The intersection is $$(~\frac75 a ~|~ \frac15 a~)$$

III. Find the equation of the straight line:

$$\small{\text{$ \begin{array}{rcl} y &=&mx+b \qquad | \qquad m = -\frac34 \\ y&=&-\frac34 \cdot x+b \end{array} $}}$$

find b:

$$\small{\text{$ \begin{array}{rcl} y_s&=&-\frac34 \cdot x_s+b \qquad | \qquad x_s = \frac75 a \rm{~~and~~} y_s = \frac15 a\\\\ \frac15 a &=&-\frac34 \cdot \frac75 a+b \\\\ b&=& \frac15 a+\frac34 \cdot \frac75 a \\\\ b&=& \frac{25}{20} a \\\\ \textcolor[rgb]{1,0,0}{b}&\textcolor[rgb]{1,0,0}{=}& \textcolor[rgb]{1,0,0}{\frac{5}{4} a} \\\\ \end{array} $}}$$

The equation of the straight line is:

$$\small{\text{$ \begin{array}{lrcl} &y &=& mx+b \qquad | \qquad m = -\frac34 \rm{~~and~~} b = \frac54 a\\\\ &\mathbf{y} &\mathbf{=}& \mathbf{-\frac34 \cdot x + \frac{5}{4} a}\\\\ \rm{or~~} \\\\ &\mathbf{\frac34 \cdot x } + 1\cdot \mathbf{y} &\mathbf{=}& \mathbf{ \frac{5}{4} a } \end{array} $}}$$

Parallel lines have the same slope, so let's find the slope of the line 3x + 4y  = 0:

     3x + 4y  =  0    --->     4y  =  -3x     --->     y  =  (-3/4)x

The slope is  -3/4.

The equation of any line with a slope of  -3/4  is  y - k  =  (-3/4)(x - h)  where (h, k) is some point.
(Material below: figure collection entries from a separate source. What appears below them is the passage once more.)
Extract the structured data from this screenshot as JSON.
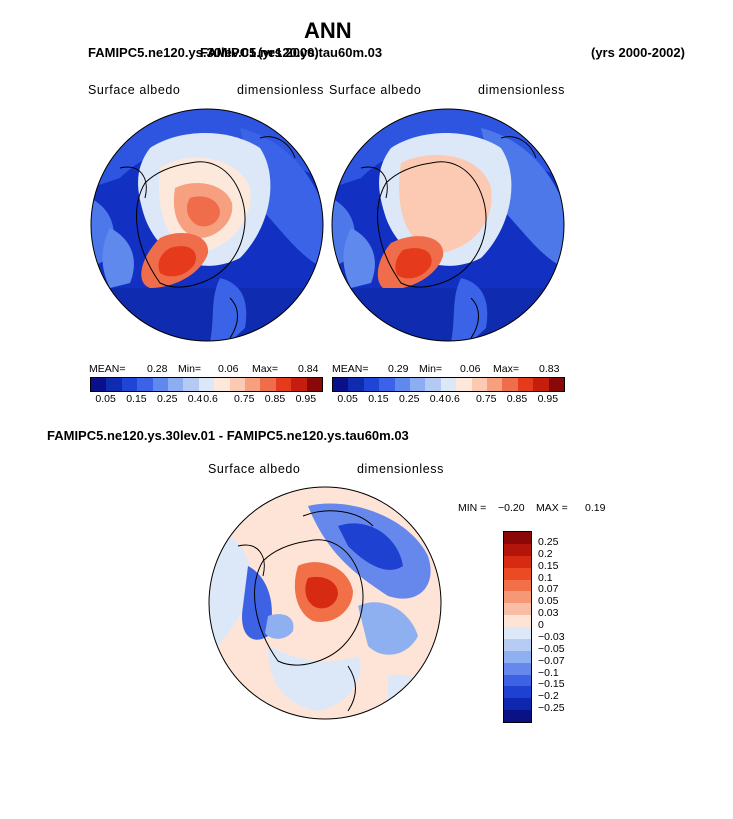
{
  "main_title": "ANN",
  "top_left_caption": "FAMIPC5.ne120.ys.30lev.01",
  "top_center_caption": "FAMIPC5.ne120.ys.tau60m.03",
  "top_overlap_caption": "(yrs 2000)",
  "top_right_caption": "(yrs 2000-2002)",
  "panel1": {
    "var_label": "Surface albedo",
    "units_label": "dimensionless",
    "mean_label": "MEAN=",
    "mean_value": "0.28",
    "min_label": "Min=",
    "min_value": "0.06",
    "max_label": "Max=",
    "max_value": "0.84"
  },
  "panel2": {
    "var_label": "Surface albedo",
    "units_label": "dimensionless",
    "mean_label": "MEAN=",
    "mean_value": "0.29",
    "min_label": "Min=",
    "min_value": "0.06",
    "max_label": "Max=",
    "max_value": "0.83"
  },
  "horizontal_colorbar": {
    "colors": [
      "#0a0f8a",
      "#0f2bb0",
      "#1f45d6",
      "#3a63e8",
      "#6089ee",
      "#8cadf2",
      "#b4caf2",
      "#dce7f7",
      "#fde9dc",
      "#fccab3",
      "#f7a07f",
      "#f06d4b",
      "#e63a1d",
      "#c61e0e",
      "#8a0808"
    ],
    "tick_labels": [
      "0.05",
      "0.15",
      "0.25",
      "0.4",
      "0.6",
      "0.75",
      "0.85",
      "0.95"
    ]
  },
  "diff_caption": "FAMIPC5.ne120.ys.30lev.01 - FAMIPC5.ne120.ys.tau60m.03",
  "panel3": {
    "var_label": "Surface albedo",
    "units_label": "dimensionless",
    "min_label": "MIN =",
    "min_value": "−0.20",
    "max_label": "MAX =",
    "max_value": "0.19"
  },
  "vertical_colorbar": {
    "colors": [
      "#8a0808",
      "#b3150b",
      "#d72a12",
      "#ec4a22",
      "#f27048",
      "#f59876",
      "#f8bea5",
      "#fde4d6",
      "#dce8f8",
      "#b6ccf3",
      "#8eb0f0",
      "#6688ec",
      "#3d62e3",
      "#1e41d2",
      "#0f27ae",
      "#0a1185"
    ],
    "tick_labels": [
      "0.25",
      "0.2",
      "0.15",
      "0.1",
      "0.07",
      "0.05",
      "0.03",
      "0",
      "−0.03",
      "−0.05",
      "−0.07",
      "−0.1",
      "−0.15",
      "−0.2",
      "−0.25"
    ]
  }
}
Now, let's find the point of intersection:

     x - 2y  =  a     --->     x  =  2y + a

     x + 3y  =  2a  --->     x  =  -3y + 2a

Combining these equations:  2y + a  =  -3y + 2a     --->     5y  =  a     --->     y  =  (1/5)a

Since  x - 2y  =  a, substituting:  x -2(1/5)a  =  a     --->     x  =  (7/5)a

So, an equation is:  y - (1/5)a  =  (-3/4)[x - (7/5)a]

Some algebra will make the equation look prettier!